Leur Monopoly avec la sueur et les souffrances du monde du travail01/02/20062006Journal/medias/journalnumero/images/2006/02/une1957.jpg.445x577_q85_box-0%2C104%2C1383%2C1896_crop_detail.jpg

Editorial

Leur Monopoly avec la sueur et les souffrances du monde du travail

Les travailleurs de la sidérurgie ont toutes les raisons d'être inquiets de l'opération d'achat lancée par Mittal Steel, le plus puissant trust sidérurgique du monde, contre Arcelor qui est le deuxième. Ce genre d'opérations se traduit toujours par des suppressions d'emplois.

Les travailleurs de la sidérurgie et leurs familles n'ont pas pu oublier toutes ces opérations qui, depuis les années 1970, sous prétexte de "modernisation" pour faire face à la concurrence internationale, se sont concrétisées pour eux par des fermetures d'usines et des licenciements massifs qui ont ruiné des régions entières. Les gouvernements de droite puis de gauche ont dépensé entre 1970 et 1990 la somme fantastique de 100 milliards de francs pour subventionner la sidérurgie.
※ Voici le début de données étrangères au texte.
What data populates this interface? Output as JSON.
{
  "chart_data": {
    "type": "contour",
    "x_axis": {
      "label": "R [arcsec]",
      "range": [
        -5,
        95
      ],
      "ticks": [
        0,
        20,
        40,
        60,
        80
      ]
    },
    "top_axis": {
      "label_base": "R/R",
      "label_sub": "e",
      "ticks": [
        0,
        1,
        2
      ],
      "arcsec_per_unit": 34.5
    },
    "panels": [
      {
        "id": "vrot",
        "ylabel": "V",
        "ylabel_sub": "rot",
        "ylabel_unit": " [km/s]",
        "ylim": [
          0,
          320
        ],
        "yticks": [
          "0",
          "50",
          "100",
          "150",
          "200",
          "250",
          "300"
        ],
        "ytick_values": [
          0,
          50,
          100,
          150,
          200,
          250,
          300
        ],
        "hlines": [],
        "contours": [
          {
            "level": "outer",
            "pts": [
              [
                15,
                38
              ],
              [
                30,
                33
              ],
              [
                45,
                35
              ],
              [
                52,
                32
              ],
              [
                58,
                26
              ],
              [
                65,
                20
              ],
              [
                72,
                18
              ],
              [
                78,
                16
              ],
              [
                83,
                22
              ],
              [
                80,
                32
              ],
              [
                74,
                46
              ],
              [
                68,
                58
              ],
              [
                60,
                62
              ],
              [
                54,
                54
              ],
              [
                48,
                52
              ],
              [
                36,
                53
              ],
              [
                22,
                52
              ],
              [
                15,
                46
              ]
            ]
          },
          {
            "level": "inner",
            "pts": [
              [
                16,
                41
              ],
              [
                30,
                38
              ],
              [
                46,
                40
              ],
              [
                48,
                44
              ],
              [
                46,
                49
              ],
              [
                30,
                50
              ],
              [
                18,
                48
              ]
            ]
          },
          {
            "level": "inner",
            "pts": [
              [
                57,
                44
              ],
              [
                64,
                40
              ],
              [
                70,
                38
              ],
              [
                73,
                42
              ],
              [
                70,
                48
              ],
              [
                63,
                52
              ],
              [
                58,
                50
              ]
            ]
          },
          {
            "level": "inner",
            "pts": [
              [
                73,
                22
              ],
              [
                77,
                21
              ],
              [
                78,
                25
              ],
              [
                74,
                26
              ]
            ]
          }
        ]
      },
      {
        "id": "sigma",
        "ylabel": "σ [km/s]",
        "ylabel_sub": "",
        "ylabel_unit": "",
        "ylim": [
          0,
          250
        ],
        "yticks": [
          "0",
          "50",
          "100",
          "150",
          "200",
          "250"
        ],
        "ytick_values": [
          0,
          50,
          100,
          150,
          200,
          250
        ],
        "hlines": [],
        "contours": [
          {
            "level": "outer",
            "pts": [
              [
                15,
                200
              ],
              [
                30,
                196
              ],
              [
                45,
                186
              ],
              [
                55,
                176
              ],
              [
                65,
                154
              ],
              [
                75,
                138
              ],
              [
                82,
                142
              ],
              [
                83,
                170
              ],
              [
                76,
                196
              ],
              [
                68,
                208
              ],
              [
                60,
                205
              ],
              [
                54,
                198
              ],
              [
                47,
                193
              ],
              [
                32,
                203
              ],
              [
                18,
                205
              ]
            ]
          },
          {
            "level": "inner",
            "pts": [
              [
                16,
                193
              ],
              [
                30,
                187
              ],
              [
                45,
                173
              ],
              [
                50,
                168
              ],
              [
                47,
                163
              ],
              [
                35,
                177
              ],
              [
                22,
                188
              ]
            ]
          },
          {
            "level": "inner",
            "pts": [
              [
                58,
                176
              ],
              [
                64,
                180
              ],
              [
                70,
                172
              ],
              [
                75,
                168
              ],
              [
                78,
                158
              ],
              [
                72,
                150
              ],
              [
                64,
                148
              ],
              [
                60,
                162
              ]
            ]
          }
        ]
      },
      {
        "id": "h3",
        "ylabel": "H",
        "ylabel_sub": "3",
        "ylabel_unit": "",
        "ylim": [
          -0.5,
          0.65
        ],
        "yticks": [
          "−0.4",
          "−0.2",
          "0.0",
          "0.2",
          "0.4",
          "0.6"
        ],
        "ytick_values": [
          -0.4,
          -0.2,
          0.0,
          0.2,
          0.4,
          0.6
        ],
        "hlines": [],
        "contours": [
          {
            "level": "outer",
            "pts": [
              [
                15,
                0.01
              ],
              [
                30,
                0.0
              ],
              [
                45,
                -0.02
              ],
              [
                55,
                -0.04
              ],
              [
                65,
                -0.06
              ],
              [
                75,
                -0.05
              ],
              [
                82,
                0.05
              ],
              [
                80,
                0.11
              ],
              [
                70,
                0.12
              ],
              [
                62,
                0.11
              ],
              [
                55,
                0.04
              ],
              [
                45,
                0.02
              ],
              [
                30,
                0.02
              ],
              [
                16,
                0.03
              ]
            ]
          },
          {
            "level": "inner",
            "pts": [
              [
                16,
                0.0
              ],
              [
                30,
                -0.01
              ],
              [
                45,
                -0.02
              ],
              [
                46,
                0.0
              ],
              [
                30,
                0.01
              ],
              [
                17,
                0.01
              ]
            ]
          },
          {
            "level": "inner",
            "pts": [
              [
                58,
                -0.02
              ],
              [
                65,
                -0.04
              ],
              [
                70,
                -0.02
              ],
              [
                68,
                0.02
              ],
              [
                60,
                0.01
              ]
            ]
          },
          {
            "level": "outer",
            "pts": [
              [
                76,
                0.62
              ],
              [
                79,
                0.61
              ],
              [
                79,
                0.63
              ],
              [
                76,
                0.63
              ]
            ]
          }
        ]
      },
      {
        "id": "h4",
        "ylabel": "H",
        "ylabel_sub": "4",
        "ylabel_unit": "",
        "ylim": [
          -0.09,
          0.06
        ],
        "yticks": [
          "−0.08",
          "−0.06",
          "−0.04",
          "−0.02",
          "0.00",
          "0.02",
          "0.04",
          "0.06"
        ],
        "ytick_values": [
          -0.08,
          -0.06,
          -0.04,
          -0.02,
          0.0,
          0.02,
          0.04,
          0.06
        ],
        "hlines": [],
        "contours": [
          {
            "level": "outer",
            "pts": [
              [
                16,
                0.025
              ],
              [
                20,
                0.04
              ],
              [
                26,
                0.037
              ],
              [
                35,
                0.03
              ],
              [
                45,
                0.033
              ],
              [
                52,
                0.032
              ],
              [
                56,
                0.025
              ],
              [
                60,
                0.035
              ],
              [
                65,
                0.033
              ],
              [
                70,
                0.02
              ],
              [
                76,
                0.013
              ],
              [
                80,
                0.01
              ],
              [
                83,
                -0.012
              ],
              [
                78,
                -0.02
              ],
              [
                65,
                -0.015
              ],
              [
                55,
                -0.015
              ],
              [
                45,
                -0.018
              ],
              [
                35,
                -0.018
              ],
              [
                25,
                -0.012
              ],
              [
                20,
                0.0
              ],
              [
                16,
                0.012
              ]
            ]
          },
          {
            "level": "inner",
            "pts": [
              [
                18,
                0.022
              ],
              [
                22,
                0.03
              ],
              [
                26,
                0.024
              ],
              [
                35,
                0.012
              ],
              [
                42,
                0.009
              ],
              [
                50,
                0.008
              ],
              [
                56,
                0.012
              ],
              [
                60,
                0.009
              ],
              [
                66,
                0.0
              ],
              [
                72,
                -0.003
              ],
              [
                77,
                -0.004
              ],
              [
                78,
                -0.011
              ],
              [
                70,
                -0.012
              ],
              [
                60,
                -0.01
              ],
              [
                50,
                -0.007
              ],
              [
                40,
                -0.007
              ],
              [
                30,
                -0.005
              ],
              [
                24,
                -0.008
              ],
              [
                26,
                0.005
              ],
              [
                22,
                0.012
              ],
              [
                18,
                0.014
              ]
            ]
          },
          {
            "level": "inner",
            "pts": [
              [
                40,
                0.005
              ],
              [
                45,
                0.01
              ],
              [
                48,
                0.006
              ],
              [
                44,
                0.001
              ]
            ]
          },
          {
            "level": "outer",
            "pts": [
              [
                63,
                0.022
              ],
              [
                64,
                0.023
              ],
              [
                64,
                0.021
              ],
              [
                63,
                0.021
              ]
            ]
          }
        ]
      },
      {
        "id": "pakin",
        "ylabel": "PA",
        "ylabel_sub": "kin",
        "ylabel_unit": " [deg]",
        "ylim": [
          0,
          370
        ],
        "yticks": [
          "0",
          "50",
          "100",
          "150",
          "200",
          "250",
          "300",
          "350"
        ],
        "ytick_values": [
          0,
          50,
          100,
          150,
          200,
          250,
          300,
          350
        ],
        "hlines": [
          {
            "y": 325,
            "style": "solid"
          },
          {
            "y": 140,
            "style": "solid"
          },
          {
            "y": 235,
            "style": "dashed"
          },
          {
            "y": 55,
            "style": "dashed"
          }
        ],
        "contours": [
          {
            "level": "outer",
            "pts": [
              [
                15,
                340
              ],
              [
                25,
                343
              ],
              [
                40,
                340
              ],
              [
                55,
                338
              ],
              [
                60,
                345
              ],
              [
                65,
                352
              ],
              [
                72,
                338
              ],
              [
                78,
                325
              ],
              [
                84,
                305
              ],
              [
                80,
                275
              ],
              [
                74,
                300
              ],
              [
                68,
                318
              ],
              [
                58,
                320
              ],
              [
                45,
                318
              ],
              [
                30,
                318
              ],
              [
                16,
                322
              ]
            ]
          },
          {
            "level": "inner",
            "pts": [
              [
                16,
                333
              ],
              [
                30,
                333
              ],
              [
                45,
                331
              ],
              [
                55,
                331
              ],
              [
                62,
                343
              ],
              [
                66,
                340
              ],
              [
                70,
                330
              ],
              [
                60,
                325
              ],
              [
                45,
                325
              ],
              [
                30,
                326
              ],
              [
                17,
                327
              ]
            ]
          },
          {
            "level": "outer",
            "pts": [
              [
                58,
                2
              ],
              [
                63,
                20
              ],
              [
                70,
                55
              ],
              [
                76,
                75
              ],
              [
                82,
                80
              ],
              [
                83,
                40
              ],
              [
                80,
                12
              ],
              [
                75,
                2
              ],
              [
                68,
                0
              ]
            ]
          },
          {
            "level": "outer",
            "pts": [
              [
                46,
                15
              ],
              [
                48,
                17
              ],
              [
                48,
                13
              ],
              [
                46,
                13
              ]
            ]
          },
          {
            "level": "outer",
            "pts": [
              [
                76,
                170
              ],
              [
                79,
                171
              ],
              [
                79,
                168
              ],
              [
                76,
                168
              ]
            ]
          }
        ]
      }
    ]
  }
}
C'était autant de moins pour les hôpitaux, pour les maisons de retraite, pour l'Éducation nationale. Les actionnaires des entreprises de sidérurgie ont empoché la somme tout en supprimant les trois quarts des effectifs du secteur. C'est de ces opérations, au prix de dizaines de milliers d'emplois supprimés et de milliards dépensés, qu'émergea le trust Usinor qui, fusionnant avec un trust luxembourgeois et un autre, espagnol, donna Arcelor.

Le trust Arcelor vient tout juste de racheter une entreprise sidérurgique canadienne. Et voilà que, à peine le requin a avalé un gros poisson, il est menacé d'être avalé à son tour par un requin plus gros que lui! Pour racheter Arcelor, Mittal Steel met 18,6 milliards d'euros sur la table. Si elle réussit, l'opération n'aura même pas renforcé les capacités de production en fer et en acier car l'acheteur n'aura fait que racheter des entreprises déjà existantes, usines, matériels et ouvriers compris.

Ce qui se passe dans la sidérurgie illustre ce qui se passe dans l'ensemble de l'économie mondiale. Grâce à leurs profits élevés, les groupes industriels disposent de sommes colossales. Mais ils ont tellement peu confiance dans l'expansion de leur propre économie qu'ils refusent d'investir dans la production et de créer de nouvelles usines et des emplois supplémentaires. Ils préfèrent gagner plus en vendant plus cher ce qui est produit par les équipements déjà existants et avec un nombre d'ouvriers plus réduit. Leur argent leur sert à se racheter les uns les autres. Et, en passant, à permettre à leurs actionnaires principaux de s'enrichir au point de se retrouver à la tête de fortunes qui dépassent l'entendement. Le patron de Mittal Steel est devenu le troisième homme le plus riche du monde. Sa fortune personnelle dépasse la production annuelle totale de deux pays africains comme le Sénégal et le Mali réunis. Pour marier sa fille, il a choisi Versailles, a loué le château de Vaux-le-Vicomte et le parc de Saint-Cloud pour la bagatelle de 50 millions d'euros!

On ne sait pas encore si cette nouvelle "fusion-acquisition", comme disent les patrons, réussira. En attendant, le prix en Bourse des actions Arcelor a augmenté de 28% en un seul jour, augmentant dans les mêmes proportions la fortune de ses principaux actionnaires.

Voilà à quoi servent les profits gigantesques dont se vantent les grandes entreprises. Voilà pourquoi on écrase les salaires et on aggrave les conditions de travail. Voilà pourquoi on licencie et on réduit les effectifs afin de produire plus avec moins de travailleurs. Voilà pourquoi on impose la flexibilité et on remplace les CDI par des contrats précaires. Le "contrat première embauche" n'étant que le dernier en date des petits services rendus au grand patronat par le gouvernement, la dernière en date des infamies à l'égard du monde du travail.

Voilà comment marchent leur économie et leur société. Des millions de travailleurs sont condamnés à s'user au travail s'ils en ont un ou à crever de pauvreté s'ils n'en ont pas, pour que les grands groupes jouent à ce "Monopoly" gigantesque. Mais leur Monopoly se joue avec la peau des travailleurs et les conséquences de ce jeu sont catastrophiques pour toute la société.